I can understand where you're coming from. it is quite frustrating to see things done in such unproductive way.

Corporations do not like their systems to be dependent on any single person. Employees can leave anytime for whatever the reason.

If the developer leaves, who will maintain the application? have to find someone else who knows the developer's language of choice, db of choice, etc. and understand the code that may not be written in a way someone else can maintain (perl code can be notoriously hard to maintain for someone else for example)

What if you have dozens of developers, each writing apps in different languages, using different databases, apps and operating systems. How do the corporation ensure maintainability of the applications going forward with many different platforms, languages etc.

This is the fundamental problem that drives organizations to specify standard platforms and languages, and groups to support these standards. As a result the silos come about and causes the problems you've outlined in your post.
Silo IT is simply bad practice. Taking 10 days to fulfill a request is not acceptable. IT has to have much better service. If not, shadow IT emerges as a result. But I don't think the Shadow IT is the answer as it introduces other problems as stated above.

Stephen said...

Shadow IT isn't about having a single point of failure.

Let's get this straight. Shadow IT didn't name itself. It isn't evil.

I have firm evidence that Shadow IT is up to thirty times (30x) more efficient than Silo IT. More than one corporation. With that kind of efficiency, you can have double staff with each having double wages and still come out way ahead, not just in cost, but in responsiveness. You might even get used to it.
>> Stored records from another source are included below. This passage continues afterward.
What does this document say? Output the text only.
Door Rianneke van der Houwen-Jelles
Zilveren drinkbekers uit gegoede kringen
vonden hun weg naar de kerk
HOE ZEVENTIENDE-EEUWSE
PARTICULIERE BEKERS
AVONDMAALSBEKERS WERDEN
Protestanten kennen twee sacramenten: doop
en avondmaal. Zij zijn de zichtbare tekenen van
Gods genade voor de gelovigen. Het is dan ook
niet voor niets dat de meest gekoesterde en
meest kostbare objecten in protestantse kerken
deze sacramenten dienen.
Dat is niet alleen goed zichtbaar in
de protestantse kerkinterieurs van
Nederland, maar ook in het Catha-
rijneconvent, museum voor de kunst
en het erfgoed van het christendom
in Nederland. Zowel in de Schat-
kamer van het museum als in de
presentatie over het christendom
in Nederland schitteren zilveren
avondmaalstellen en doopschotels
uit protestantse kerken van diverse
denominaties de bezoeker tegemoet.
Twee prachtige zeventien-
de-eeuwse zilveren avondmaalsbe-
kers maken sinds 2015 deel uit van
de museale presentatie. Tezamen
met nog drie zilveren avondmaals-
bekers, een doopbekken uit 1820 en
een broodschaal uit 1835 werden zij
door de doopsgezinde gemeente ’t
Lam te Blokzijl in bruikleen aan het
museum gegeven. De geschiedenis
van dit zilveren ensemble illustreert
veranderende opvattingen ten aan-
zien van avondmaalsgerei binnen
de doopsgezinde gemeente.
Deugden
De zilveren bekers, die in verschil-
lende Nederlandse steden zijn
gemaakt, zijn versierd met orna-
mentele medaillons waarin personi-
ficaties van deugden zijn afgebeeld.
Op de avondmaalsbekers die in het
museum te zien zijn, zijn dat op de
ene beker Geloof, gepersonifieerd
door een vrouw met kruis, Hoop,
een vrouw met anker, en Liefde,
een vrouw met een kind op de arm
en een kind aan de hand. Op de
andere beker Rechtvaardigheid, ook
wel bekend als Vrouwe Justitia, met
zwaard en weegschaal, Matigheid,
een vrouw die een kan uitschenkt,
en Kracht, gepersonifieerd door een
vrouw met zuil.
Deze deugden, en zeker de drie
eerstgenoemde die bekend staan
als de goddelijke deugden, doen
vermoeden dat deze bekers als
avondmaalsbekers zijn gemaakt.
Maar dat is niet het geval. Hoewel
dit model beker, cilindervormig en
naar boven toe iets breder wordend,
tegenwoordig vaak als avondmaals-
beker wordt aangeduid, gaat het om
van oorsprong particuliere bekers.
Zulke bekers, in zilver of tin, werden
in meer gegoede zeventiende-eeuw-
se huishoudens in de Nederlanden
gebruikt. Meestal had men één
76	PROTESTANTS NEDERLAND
I've done maintenance on two half million line perl applications. I did it in the worst possible way both times - there was no hand off from previous maintainers. It wasn't that hard. I don't know where this misconception comes from. Picking up other people's code is difficult in any language.
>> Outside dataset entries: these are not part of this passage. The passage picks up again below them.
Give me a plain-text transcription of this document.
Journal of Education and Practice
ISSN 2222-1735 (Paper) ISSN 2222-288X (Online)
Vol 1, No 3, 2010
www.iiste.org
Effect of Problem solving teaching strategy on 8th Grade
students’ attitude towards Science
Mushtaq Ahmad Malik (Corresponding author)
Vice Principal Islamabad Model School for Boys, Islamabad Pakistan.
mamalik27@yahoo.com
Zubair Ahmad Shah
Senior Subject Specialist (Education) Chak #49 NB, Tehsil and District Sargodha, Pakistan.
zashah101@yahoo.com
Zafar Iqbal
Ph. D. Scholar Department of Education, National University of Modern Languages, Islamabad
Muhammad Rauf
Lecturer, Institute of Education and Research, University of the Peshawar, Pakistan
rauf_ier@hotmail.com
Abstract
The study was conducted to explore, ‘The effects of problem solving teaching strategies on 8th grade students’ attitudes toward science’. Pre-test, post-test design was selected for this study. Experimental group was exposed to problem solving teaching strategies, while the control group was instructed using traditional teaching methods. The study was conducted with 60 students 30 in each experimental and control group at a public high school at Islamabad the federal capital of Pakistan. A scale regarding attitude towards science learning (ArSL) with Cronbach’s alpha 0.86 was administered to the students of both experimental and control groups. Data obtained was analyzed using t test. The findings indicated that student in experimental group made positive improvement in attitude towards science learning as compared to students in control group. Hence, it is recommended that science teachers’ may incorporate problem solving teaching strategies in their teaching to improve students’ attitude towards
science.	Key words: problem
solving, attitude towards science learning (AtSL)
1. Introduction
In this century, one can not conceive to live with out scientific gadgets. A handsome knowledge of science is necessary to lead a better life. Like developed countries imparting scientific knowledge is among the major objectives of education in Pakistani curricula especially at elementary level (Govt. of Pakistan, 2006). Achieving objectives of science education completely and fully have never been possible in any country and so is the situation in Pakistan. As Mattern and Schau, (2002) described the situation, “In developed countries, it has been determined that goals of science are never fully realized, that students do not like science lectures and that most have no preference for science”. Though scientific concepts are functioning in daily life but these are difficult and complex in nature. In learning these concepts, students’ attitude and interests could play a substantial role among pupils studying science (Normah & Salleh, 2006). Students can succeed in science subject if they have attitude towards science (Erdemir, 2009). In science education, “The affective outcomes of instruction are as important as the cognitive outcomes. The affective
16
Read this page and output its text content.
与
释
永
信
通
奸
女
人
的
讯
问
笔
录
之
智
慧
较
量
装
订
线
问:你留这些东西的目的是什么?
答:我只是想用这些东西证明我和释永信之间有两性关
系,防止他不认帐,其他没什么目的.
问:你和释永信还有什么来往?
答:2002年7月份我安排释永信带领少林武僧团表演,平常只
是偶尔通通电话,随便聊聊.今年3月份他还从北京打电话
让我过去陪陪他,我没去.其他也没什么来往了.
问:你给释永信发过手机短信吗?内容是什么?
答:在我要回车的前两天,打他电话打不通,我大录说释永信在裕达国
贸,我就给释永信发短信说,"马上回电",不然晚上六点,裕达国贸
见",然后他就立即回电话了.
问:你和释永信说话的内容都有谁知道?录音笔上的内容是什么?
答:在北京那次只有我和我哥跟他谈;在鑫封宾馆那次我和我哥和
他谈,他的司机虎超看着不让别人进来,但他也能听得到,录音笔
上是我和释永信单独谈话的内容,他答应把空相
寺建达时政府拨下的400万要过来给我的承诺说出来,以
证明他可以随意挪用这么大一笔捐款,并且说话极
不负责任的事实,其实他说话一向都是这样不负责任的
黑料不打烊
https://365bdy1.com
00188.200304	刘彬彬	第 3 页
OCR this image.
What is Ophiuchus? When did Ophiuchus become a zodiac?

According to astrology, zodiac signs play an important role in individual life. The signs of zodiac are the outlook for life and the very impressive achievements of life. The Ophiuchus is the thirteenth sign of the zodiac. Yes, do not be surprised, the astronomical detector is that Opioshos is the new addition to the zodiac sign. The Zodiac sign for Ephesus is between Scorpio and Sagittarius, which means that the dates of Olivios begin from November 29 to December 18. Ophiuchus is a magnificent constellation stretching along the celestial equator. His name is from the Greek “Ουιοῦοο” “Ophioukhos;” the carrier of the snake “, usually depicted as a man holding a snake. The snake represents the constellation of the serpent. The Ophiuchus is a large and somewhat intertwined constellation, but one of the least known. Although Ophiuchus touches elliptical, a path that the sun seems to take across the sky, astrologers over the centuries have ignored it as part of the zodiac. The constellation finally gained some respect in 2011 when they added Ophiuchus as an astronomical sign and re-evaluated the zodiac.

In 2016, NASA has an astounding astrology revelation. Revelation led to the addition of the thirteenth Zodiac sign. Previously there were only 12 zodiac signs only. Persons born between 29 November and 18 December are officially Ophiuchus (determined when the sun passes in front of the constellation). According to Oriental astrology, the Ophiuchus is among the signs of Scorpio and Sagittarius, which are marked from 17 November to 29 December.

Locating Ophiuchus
The same people who set up Silo IT are the ones who enforce a minimum 10 day turnaround for simple services. It's a mind set. What is bizarre is what incentives they might have to make these decisions. They'll defend it to the last.

Shadow IT isn't about everyone just picking whatever tools they want to get the job done. Typically, the department has zero resources, so the developers use what is available for free. Perl is free. MySQL and Postgres are free. Apache is free. Linux is free. Python is free. So you get LAMP development. Go figure. But this isn't as complicated as Solaris (or much worse, Windows) Java, JSP, Javascript, pick one of Oracle, Sybase, MS SQL, DB2, UDB, etc., a zillion class libraries, and deployment to a server by script. The development server doesn't behave like production. When (not if) production goes down, it stays down for days or weeks. It's because no one knows enough to diagnose the problem.

I have more on this topic in future episodes.